Long before it was time to leave, Kory had his batting gloves on and his bat bag around his shoulders.
As his mother packed up drinks and snacks, he kicked a soccer ball around their den.
Kory said he never gets nervous for baseball games, even the first one of the season. He didn’t know what position he would play, but could handle them all.
“Any but catcher, ’cause I don’t have a cup yet,” he said.
His grandmother asked him if he remembered the two things Pepe always told him.
“Eye on the ball and – I forget the other one,” he said.
“Control,” his grandmother reminded him.
• • • • • •
At the field behind the American Legion on Route 25, Kory’s teammates started arriving, so he left the boys he was throwing with and ran back to the bench.
There, he saw his old neighbor from Westbrook, who didn’t have a uniform. He had signed up for the instructional division but decided to move up after his first game.
“Finally, I have someone on my team that’s my friend,” Kory said, and the two of them took off for right field to throw.
As the game was about to start, his coach, Mitch Kosoff, called to the players from the bench.
“Guys, bring it in,” he said.
Kosoff went through the lineup. Kory’s name wasn’t called, but the coach assured everyone they’d get their chance to play.
Sure enough, in the top of the second inning, Kory was sent to second base.

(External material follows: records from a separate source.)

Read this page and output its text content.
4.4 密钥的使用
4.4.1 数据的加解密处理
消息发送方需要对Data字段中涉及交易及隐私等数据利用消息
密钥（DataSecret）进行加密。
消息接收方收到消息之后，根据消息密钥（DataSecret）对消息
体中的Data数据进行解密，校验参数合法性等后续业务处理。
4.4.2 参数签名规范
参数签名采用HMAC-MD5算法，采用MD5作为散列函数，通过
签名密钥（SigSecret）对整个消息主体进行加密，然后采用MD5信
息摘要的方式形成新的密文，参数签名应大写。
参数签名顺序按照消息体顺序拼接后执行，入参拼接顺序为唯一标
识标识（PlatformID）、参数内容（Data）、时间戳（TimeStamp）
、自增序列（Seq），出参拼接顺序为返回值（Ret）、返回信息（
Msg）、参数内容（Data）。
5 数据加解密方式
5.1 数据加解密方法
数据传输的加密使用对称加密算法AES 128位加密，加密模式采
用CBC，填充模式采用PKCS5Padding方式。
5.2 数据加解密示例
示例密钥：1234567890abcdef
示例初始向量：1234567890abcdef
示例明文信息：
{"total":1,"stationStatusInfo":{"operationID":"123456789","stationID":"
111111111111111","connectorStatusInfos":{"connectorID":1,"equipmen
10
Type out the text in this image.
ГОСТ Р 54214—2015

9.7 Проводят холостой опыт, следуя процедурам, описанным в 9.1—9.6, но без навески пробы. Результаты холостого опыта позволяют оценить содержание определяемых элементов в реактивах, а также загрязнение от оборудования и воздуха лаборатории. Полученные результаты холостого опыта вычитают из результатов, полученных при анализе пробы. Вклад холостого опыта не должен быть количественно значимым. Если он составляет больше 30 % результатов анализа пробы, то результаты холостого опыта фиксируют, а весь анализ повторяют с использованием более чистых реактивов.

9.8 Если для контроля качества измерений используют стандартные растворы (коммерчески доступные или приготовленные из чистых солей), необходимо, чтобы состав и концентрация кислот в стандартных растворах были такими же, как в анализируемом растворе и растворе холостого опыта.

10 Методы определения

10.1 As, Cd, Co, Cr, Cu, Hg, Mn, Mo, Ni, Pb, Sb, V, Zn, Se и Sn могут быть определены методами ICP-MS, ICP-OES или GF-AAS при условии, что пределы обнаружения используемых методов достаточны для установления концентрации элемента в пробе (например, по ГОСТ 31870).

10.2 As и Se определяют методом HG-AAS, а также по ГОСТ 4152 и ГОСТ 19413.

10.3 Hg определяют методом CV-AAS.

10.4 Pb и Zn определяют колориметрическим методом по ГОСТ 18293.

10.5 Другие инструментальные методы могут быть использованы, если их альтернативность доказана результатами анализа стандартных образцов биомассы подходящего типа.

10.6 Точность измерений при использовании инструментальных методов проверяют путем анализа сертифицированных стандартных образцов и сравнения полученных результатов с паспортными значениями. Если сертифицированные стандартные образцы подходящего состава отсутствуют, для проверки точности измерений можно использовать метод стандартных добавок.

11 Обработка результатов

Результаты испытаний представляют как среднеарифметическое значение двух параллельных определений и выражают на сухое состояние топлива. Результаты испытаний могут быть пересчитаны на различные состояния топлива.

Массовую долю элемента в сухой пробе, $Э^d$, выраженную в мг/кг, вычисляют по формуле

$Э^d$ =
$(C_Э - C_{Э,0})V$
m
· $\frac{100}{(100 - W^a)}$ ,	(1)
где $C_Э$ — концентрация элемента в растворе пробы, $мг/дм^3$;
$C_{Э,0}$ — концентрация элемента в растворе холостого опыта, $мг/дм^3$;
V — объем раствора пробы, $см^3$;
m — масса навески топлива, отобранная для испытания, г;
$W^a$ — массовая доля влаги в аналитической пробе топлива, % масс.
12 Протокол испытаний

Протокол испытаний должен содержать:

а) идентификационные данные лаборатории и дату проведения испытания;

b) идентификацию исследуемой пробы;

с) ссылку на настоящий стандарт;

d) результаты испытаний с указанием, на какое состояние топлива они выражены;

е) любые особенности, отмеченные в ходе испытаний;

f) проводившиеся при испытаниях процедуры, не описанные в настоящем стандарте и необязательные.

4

He got through three outs without touching the ball, but wouldn’t stay out of the action for long. When they came off the field, Kosoff shouted out the next three batters. Kory was the third.
The first batter grounded out, bringing Kory on deck. As he took practice swings from the sideline, he watched another teammate strike out.
When he got up to the plate, with two outs, his teammates stood up by the fence, their fingers hanging from the holes.
“Let’s go, Kory, let’s go,” they chanted.
His feet spread shoulder-width apart and his hands gripping the bat by his shoulder, he watched the first pitch fall in front of the plate.
“Let’s go, Kory, let’s go,” they sang again.
When the second pitch came in, he took a step forward like Pepe taught him, swung and missed.
“Keep your arm up,” an assistant coach yelled from the dugout.
The next ball went behind his back. Another came in too short to hit, but he went for it anyway, and the count was even.
“If it’s a strike, you swing for it,” the coach said.
Kory didn’t move as the next pitch crossed his chest.
“Full count,” said the other team’s coach, umping from behind the mound.
As the deciding pitch came in, Kory held his stance and kept his eye on the ball as it soared over his head.